Hands-on theatrical experience and children’s pretend play
Virginia C. Salo, Kenneth H. Rubin & Meredith L. Rowe

Empirical work shows a decline in the creativity of American children over the past 25 years (Kim, 2011). One possible reason for this decline is that schools are treating play and learning as dichotomous and separate, and children are not given as many opportunities to play as they were in the past (Howes, 2011). Play, and in particular sociodramatic play, promotes creativity and flexible thinking, (Hirsh-Pasek, Golinkoff, Berk, & Singer, 2009; Russ, 2004; Singer & Singer, 2005) as well as the development of vital social skills (Berk, Mann, & Ogan, 2006; Elias & Berk, 2002). Participation in the arts is another route to creativity (Reed, Hirsh-Pasek, & Golinkoff, 2012), however this area is much less studied and understood. The goal of the current project was to build on previous research on the role of the arts and play in development by asking whether engaging with theater during early childhood enhances preschoolers’ pretend play, creativity, and cooperation.

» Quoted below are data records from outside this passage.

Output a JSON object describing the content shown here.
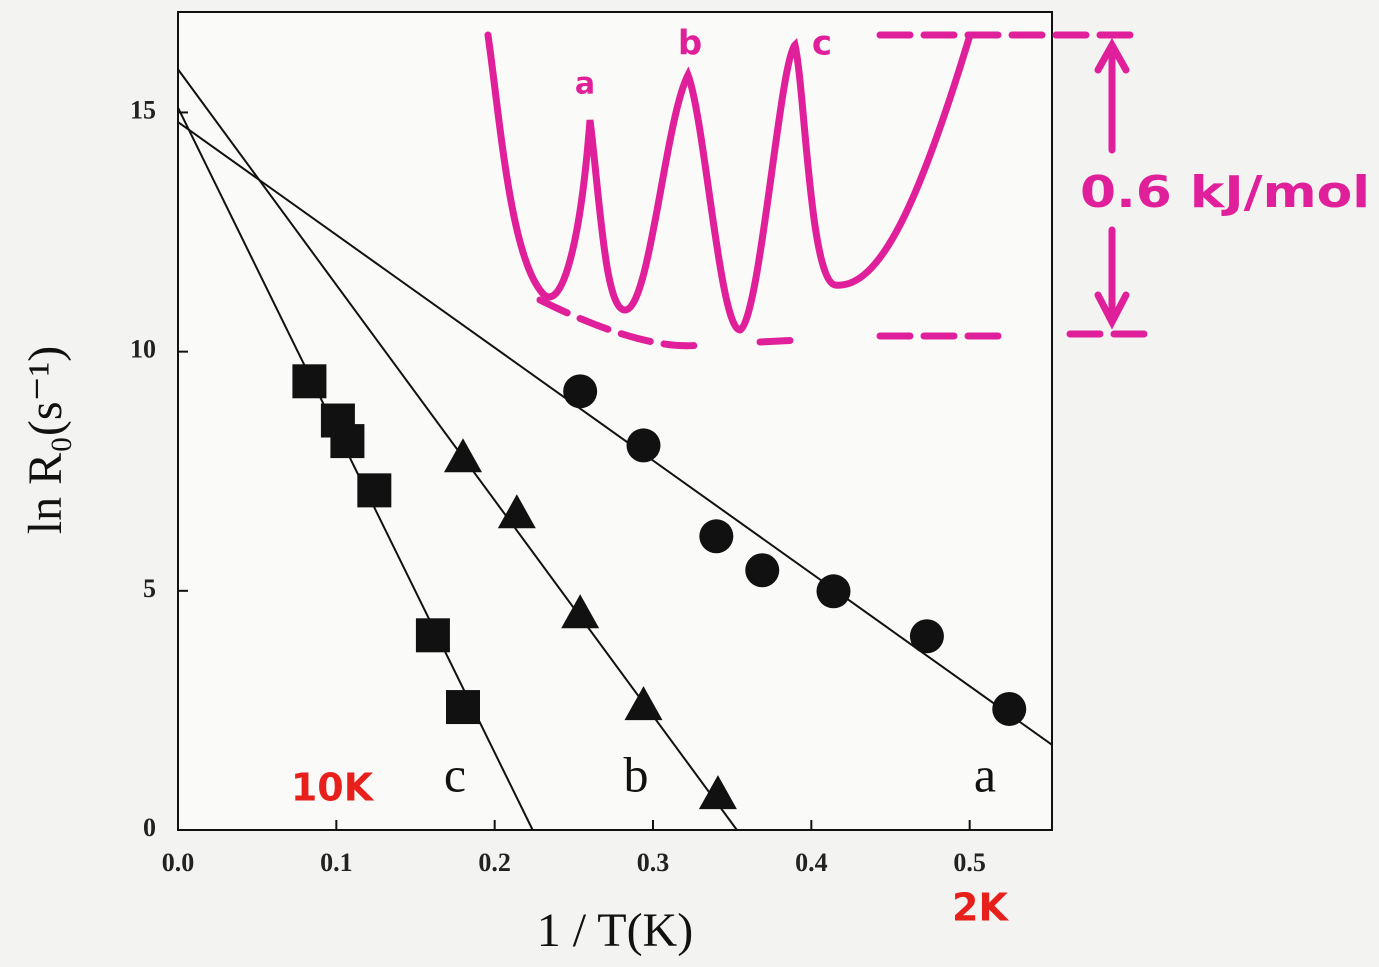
{
  "chart_data": {
    "type": "scatter",
    "x_label": "1 / T(K)",
    "y_label": "ln R₀(s⁻¹)",
    "xlim": [
      0,
      0.552
    ],
    "ylim": [
      0,
      17.1
    ],
    "xticks": [
      {
        "value": 0,
        "label": "0.0"
      },
      0.1,
      0.2,
      0.3,
      0.4,
      0.5
    ],
    "yticks": [
      0,
      5,
      10,
      15
    ],
    "series": [
      {
        "name": "a",
        "marker": "circle",
        "color": "#111111",
        "x": [
          0.254,
          0.294,
          0.34,
          0.369,
          0.414,
          0.473,
          0.525
        ],
        "values": [
          9.17,
          8.04,
          6.14,
          5.43,
          4.99,
          4.05,
          2.53
        ],
        "fit": {
          "x": [
            0,
            0.552
          ],
          "values": [
            14.8,
            1.78
          ]
        }
      },
      {
        "name": "b",
        "marker": "triangle",
        "color": "#111111",
        "x": [
          0.18,
          0.214,
          0.254,
          0.294,
          0.341
        ],
        "values": [
          7.77,
          6.6,
          4.51,
          2.59,
          0.73
        ],
        "fit": {
          "x": [
            0,
            0.353
          ],
          "values": [
            15.9,
            0
          ]
        }
      },
      {
        "name": "c",
        "marker": "square",
        "color": "#111111",
        "x": [
          0.083,
          0.101,
          0.107,
          0.124,
          0.161,
          0.18
        ],
        "values": [
          9.38,
          8.56,
          8.13,
          7.1,
          4.07,
          2.57
        ],
        "fit": {
          "x": [
            0,
            0.224
          ],
          "values": [
            15.1,
            0
          ]
        }
      }
    ],
    "annotations": {
      "low_temp": "2K",
      "high_temp": "10K"
    },
    "inset": {
      "labels": [
        "a",
        "b",
        "c"
      ],
      "barrier": "0.6 kJ/mol"
    }
  }
}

We addressed this question by observing free play sessions that occurred immediately before (pre-play) and immediately after (post-play) children participated in an early childhood theater production in the Greater Washington, DC metropolitan area. The performance involved two actors engaging with the children in the audience as they enacted a story of siblings playing in their bedroom. Play sessions were seven minutes long and children were provided with an array of materials (i.e. dress-up clothes). Approximately 450 preschool-aged children were observed across 15 performances. For ten performances, there were both pre-play and post-play sessions. For five performances, there was only a post-play session. The play sessions were live coded by research assistants trained to assign group-level ratings on five dimensions including: 1) cooperation (e.g., sharing materials or playing together toward a common goal, such as playing ‘house’ together), 2) misbehaving (e.g., taking materials from another child), 3) character driven pretense (e.g., putting on a tie and pretending to be ‘dad’), 4) object transforming pretense (e.g., pretending that a pile of scarves is a puddle to jump in), and 5) overall engagement (i.e., the extent to which the group as a whole were engaging with the materials and each other). We hypothesized that: (1) children would engage in more pretend play during the post-play than the pre-play and that (2) children would use the materials more creatively during post-play than pre-play.

Results show that children were more cooperative (t = -2.27, p = .049), engaged in more character driven pretense (t = -2.94, p = .016) and more object transformation pretense (t = -3.45, p - .007), and were more socially engaged (t = -2.68, p = .025), during post-play sessions compared to pre-play sessions (see Figure 1). Comparison of post-play sessions when there was no pre-play preceding the performance (n=5) and when there was (n=10) suggests that the increases in pretend play do not seem to be due to the pre-play experience. These findings suggest that engaging in early childhood theater may be one route to improving pretend play and creativity in young children.